Durante la temporada de verano, se incrementan las enfermedades gastrointestinales, entre ellas la gastroenteritis, las intoxicaciones alimentarias y, en algunos casos, la hepatitis A, generalmente asociadas al consumo de agua no segura, alimentos mal conservados y deficiencias en las prácticas de higiene, informó el doctor Ricardo Rocha, médico gastroenterólogo y hepatólogo del Hospital Nacional Arzobispo Loayza.
Explicó que las altas temperaturas aceleran la multiplicación de virus, bacterias y parásitos en comidas y bebidas, por ello, “en verano, un alimento que permanece a temperatura ambiente por pocas horas puede convertirse en un vehículo de infección”.
Asimismo, resaltó la importancia de mantener una correcta refrigeración, una cocción completa y la separación entre alimentos crudos y cocidos, indicando que los alimentos, incluso refrigerados, pueden consumirse como máximo un día después.
Agregó que, los grupos más vulnerables son los niños menores de cinco años y los adultos mayores, quienes presentan mayor riesgo de deshidratación y complicaciones. Por ello, recomendó acudir de inmediato a un establecimiento de salud ante signos de alarma como fiebre alta, vómitos persistentes, diarrea con sangre o dificultad para ingerir líquidos.
Desde el enfoque hepatológico, el doctor Rocha advirtió que la hepatitis A también puede incrementarse en esta época, debido a su transmisión fecal-oral, compartiendo los mismos mecanismos de contagio que las infecciones intestinales.
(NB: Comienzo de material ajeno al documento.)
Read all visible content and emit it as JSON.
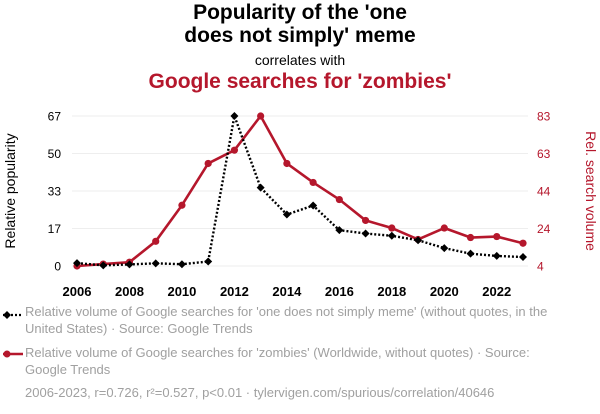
{
  "header": {
    "title_line1": "Popularity of the 'one",
    "title_line2": "does not simply' meme",
    "correlates": "correlates with",
    "title2": "Google searches for 'zombies'"
  },
  "chart_data": {
    "type": "line",
    "x": [
      2006,
      2007,
      2008,
      2009,
      2010,
      2011,
      2012,
      2013,
      2014,
      2015,
      2016,
      2017,
      2018,
      2019,
      2020,
      2021,
      2022,
      2023
    ],
    "xticks": [
      "2006",
      "2008",
      "2010",
      "2012",
      "2014",
      "2016",
      "2018",
      "2020",
      "2022"
    ],
    "ylabel_left": "Relative popularity",
    "ylabel_right": "Rel. search volume",
    "yticks_left": [
      "0",
      "17",
      "33",
      "50",
      "67"
    ],
    "yticks_right": [
      "4",
      "24",
      "44",
      "63",
      "83"
    ],
    "ylim_left": [
      0,
      67
    ],
    "ylim_right": [
      4,
      83
    ],
    "series": [
      {
        "name": "one does not simply meme",
        "axis": "left",
        "color": "#000000",
        "style": "dotted",
        "marker": "diamond",
        "values": [
          1.3,
          0.3,
          0.7,
          1.2,
          0.8,
          2.0,
          67,
          35,
          23,
          27,
          16,
          14.5,
          13.5,
          11.5,
          8,
          5.5,
          4.5,
          4
        ]
      },
      {
        "name": "zombies",
        "axis": "right",
        "color": "#b5172c",
        "style": "solid",
        "marker": "circle",
        "values": [
          4,
          5,
          6,
          17,
          36,
          58,
          65,
          83,
          58,
          48,
          39,
          28,
          24,
          18,
          24,
          19,
          19.5,
          16
        ]
      }
    ]
  },
  "legend": {
    "series1": "Relative volume of Google searches for 'one does not simply meme' (without quotes, in the United States) · Source: Google Trends",
    "series2": "Relative volume of Google searches for 'zombies' (Worldwide, without quotes) · Source: Google Trends"
  },
  "footer": "2006-2023, r=0.726, r²=0.527, p<0.01 · tylervigen.com/spurious/correlation/40646"
}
En sus fases iniciales, esta enfermedad puede confundirse con una simple inflamación del estómago e intestinos, por lo que la aparición de orina oscura debe motivar una evaluación médica oportuna.
Finalmente, el Hospital Nacional Arzobispo Loayza invita a la población a asumir un rol activo en el cuidado de su salud y la de su familia. Consumir agua segura, alimentos bien cocidos y correctamente refrigerados, además del lavado de manos, son medidas simples que salvan vidas.